16 juin 2014

Bac : annales marginales

Les épreuves du baccalauréat commençant cette semaine, c’est pour moi l’occasion d’évoquer les inquiétudes et les humeurs d’un candidat au bac qui, au début du 20e siècle, notait ses états d’âme et dessinait aussi dans les marges de son dictionnaire de latin-français. D’après les premières annotations qui figurent dès la page de garde, cet exemplaire du célèbre dictionnaire de Charles Lebaigue (1) trouvé dans un vide-grenier ou chez un bouquiniste, a été utilisé de 1903 à 1909 par Eugène Tho***, lycéen à Montpellier ; de 1920 à 1924, il a servi ensuite à une Christine du même nom, qui était vraisemblablement sa fille.

Annotations marginales

Annotations marginales

C’est peut-être elle qui à d’ailleurs raturé les « Vive le roi » dont le livre est constellé; a moins que ce soit le premier détenteur, pris de remords,  mais les dessins de quelques fleurs de lys que l’on rencontre ici et là n’ont pas été retouchés.

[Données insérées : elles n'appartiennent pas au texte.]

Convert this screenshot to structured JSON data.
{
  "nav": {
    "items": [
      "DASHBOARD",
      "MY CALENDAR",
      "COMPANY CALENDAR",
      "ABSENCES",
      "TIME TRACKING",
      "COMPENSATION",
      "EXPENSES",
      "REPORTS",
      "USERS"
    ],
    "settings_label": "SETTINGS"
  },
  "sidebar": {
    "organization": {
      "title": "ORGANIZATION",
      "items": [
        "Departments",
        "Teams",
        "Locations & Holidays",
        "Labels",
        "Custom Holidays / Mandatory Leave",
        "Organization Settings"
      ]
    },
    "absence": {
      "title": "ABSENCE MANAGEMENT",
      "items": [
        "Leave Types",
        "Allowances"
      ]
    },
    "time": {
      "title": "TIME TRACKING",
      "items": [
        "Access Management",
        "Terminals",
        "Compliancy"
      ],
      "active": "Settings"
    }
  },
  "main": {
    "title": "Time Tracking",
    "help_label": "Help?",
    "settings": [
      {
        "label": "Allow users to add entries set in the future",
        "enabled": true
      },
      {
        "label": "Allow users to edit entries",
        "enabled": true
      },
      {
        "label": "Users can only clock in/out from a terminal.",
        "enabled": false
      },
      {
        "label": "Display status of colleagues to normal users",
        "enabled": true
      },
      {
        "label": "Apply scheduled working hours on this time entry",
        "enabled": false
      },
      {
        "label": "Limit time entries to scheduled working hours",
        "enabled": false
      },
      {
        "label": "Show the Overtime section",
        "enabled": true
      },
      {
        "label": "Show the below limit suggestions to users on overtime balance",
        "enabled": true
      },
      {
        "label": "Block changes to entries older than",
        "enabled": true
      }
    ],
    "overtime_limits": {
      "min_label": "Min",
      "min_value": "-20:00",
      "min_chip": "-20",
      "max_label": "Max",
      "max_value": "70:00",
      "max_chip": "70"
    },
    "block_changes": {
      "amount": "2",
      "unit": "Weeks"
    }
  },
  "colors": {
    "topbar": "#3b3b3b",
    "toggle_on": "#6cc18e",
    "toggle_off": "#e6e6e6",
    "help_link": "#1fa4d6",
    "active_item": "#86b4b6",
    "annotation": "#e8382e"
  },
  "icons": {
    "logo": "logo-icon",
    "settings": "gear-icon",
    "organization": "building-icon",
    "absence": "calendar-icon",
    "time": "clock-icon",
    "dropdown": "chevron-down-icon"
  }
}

Le futur bachelier semble avoir été faible en latin et cette matière, sans doute l’une des causes du triplement de sa classe de 4e, revient souvent sous sa plume au fil des pages : « Vae victis », « Zut pour Plaute », « Zut pour la version que je fais », « Mardi soir, composition en vers latins »… en 1908, c’est l’annonce du baccalauréat qui doit avoir lieu à la « fac des lettres » dans le « grand amphi ». Le candidat l’a-t-il eu ? Un « aïe la colle, hélas ! » inscrit page 869, permet de penser qu’il a été recalé.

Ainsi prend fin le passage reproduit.